Zitat von sysopDPADie Kritik an der Rolle der CDU in der Großen Koalition reißt nicht ab. Baden-Württembergs Ex-Ministerpräsident Erwin Teufel vermisst ein klares Wirtschaftsprofil - und geht in der Frage des Umgangs mit der AfD auf Distanz zur Parteispitze. http://www.spiegel.de/politik/deutschland/erwin-teufel-haelt-koalition-mit-der-afd-fuer-denkbar-auch-im-bund-a-986490.html
Ein Ministerpräsident, der nicht ohne Grund aus dem Amt geschieden wurde, er möchte nun seiner Partei eine Koalition nahelegen, die ihr mit absoluter Sicherheit nicht gut bekommt?
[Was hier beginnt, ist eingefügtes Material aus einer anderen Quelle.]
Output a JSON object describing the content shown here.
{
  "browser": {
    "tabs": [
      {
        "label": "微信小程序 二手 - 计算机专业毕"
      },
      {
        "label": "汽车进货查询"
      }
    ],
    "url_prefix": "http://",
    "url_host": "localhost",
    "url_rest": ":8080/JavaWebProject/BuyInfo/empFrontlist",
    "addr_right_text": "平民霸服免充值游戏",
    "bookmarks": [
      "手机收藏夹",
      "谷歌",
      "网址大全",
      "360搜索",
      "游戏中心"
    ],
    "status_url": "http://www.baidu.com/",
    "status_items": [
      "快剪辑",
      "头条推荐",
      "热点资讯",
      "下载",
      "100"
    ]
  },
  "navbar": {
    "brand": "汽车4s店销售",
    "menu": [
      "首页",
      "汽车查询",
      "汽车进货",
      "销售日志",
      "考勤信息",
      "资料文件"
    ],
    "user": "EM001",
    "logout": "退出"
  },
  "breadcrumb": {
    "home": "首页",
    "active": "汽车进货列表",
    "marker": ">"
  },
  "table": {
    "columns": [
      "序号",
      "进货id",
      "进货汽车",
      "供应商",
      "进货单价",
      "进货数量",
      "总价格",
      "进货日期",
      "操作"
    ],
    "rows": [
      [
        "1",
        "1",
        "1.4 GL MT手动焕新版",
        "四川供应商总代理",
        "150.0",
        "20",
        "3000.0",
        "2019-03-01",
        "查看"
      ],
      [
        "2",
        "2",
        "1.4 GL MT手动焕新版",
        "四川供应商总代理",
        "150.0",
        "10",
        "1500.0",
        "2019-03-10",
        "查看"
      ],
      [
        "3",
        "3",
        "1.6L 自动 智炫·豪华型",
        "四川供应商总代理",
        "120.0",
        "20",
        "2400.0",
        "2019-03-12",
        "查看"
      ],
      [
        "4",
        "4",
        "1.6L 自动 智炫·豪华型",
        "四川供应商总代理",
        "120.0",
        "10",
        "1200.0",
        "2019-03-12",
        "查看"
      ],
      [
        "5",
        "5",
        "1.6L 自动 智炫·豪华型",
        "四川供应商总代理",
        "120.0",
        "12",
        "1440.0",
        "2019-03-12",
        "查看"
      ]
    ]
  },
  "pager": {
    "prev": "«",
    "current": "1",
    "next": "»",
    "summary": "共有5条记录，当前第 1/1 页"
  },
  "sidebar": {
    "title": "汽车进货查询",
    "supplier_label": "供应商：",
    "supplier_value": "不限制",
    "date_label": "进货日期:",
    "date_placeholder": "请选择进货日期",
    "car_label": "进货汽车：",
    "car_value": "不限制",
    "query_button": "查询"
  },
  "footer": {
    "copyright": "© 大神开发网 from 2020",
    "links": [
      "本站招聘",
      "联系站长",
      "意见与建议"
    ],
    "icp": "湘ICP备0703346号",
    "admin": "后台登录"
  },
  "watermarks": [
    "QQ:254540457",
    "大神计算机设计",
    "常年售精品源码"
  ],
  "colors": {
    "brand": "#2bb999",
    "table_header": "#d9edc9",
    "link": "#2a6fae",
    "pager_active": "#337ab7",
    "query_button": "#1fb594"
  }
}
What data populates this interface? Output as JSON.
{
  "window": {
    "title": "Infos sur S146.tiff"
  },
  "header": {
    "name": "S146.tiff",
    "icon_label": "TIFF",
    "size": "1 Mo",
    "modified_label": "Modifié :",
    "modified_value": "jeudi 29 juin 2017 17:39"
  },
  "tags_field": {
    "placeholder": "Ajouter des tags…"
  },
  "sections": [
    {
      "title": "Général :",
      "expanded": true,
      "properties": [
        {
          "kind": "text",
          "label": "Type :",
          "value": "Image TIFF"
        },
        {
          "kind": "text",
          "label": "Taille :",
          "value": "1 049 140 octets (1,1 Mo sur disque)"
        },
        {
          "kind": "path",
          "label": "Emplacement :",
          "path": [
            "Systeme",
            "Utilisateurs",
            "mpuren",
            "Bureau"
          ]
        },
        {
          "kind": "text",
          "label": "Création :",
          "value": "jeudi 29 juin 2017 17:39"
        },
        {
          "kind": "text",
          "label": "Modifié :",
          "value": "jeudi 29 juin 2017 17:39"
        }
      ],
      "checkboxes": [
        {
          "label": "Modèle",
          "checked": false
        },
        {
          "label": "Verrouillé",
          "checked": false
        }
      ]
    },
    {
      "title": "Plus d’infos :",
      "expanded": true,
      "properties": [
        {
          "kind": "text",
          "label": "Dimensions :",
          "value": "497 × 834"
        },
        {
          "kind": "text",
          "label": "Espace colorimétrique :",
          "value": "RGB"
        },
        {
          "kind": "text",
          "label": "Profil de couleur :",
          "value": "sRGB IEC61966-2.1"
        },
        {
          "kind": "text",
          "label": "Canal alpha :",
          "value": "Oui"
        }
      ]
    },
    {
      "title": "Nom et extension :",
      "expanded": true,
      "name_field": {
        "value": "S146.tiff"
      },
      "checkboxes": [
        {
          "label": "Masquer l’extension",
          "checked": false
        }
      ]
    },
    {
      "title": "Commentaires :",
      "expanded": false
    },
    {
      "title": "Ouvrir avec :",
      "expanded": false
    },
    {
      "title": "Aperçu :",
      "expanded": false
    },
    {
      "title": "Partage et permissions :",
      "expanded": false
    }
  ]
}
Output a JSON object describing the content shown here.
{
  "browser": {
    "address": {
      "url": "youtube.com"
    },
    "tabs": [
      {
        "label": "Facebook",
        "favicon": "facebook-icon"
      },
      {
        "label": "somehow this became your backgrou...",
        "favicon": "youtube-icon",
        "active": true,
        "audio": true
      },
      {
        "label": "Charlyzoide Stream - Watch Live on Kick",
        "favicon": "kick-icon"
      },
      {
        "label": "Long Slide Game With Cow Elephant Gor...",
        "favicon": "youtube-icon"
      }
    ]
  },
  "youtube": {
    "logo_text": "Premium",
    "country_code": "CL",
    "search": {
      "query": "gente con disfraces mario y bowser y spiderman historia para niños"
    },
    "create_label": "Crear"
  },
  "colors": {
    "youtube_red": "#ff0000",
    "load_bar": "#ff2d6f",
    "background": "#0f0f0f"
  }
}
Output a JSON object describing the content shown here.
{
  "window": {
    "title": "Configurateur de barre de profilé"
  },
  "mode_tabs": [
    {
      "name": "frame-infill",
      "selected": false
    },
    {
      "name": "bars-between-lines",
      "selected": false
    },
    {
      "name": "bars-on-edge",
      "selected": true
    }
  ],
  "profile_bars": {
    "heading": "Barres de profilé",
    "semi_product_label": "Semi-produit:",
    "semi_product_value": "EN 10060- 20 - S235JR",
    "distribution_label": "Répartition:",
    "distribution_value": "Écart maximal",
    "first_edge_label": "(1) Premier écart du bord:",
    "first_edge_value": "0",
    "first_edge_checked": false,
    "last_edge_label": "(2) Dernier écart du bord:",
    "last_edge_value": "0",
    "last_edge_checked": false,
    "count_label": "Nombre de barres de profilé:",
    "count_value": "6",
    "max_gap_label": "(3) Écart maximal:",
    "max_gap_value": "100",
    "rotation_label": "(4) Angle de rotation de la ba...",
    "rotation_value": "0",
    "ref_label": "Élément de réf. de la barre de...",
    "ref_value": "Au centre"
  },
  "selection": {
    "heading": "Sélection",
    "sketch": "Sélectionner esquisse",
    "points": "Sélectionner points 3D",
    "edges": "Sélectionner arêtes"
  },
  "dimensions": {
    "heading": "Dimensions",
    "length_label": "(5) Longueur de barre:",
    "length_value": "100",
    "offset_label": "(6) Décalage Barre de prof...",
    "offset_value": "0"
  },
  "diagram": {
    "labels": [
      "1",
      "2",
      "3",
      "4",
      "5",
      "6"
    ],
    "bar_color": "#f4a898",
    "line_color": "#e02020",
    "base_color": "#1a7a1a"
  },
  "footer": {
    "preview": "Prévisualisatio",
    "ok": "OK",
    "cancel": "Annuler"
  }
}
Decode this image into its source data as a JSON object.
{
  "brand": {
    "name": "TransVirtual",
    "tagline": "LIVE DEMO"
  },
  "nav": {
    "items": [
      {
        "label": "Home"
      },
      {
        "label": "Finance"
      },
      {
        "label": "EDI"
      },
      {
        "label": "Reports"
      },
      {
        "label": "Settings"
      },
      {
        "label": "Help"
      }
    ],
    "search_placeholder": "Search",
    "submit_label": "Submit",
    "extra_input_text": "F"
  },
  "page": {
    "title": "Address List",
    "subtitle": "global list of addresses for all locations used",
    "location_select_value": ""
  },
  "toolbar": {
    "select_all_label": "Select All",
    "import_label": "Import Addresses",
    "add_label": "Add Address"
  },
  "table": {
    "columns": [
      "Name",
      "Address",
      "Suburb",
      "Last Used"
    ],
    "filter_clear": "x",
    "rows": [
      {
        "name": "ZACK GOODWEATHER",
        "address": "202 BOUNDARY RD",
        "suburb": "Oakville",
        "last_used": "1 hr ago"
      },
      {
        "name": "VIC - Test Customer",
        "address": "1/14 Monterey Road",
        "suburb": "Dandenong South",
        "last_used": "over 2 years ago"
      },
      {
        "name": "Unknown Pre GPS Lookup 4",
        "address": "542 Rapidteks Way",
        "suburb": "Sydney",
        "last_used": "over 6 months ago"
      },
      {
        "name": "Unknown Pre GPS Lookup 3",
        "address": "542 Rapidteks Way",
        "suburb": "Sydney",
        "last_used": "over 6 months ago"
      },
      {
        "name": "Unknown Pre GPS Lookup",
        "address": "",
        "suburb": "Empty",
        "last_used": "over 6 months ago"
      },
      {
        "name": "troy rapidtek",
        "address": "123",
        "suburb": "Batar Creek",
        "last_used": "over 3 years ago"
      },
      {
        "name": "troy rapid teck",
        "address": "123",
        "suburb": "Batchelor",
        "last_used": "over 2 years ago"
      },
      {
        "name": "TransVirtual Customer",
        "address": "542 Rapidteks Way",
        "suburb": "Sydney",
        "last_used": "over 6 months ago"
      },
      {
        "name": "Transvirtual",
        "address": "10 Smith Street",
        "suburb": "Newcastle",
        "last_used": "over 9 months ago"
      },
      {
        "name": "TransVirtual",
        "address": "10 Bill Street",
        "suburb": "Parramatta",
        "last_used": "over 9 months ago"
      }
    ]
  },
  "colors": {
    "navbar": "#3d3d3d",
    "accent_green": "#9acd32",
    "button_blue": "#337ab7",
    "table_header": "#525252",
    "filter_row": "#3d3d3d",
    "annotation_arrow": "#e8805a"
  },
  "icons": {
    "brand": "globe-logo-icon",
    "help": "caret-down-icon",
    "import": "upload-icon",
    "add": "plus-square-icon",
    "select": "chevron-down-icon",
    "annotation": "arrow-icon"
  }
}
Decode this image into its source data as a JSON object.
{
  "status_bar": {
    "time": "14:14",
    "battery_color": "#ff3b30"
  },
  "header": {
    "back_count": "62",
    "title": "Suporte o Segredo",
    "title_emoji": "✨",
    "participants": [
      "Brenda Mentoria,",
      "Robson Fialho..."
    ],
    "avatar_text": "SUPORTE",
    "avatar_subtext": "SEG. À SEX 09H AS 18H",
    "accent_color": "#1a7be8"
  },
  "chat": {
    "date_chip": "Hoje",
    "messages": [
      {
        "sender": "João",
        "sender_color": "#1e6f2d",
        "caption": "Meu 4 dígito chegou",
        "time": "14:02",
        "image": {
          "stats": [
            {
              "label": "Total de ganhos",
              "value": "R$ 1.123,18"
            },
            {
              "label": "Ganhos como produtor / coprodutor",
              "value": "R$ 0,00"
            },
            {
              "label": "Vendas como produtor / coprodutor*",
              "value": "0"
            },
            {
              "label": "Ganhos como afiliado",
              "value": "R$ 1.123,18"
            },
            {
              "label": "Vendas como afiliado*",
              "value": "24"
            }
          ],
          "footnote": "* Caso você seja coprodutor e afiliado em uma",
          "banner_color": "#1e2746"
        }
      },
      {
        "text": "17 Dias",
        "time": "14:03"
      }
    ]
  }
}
Der Wahnsinn scheint mir - er hat Methode!
george2013 17.08.2014
5. Sonst singt er immer das hohe Lied auf die EU
Bei öffentlichen Zusammenkünften, z. B. in Schulen - mit älteren Politikern aus Frankreich als Podiumspartnern, singt Teufel weiterhin das hohe Lied auf Europa. Und kritisiert Leute, die aus ökonomischen Gründen das Modell EU in Frage stellen. Ja, was will er denn nun, der Herr Teufel?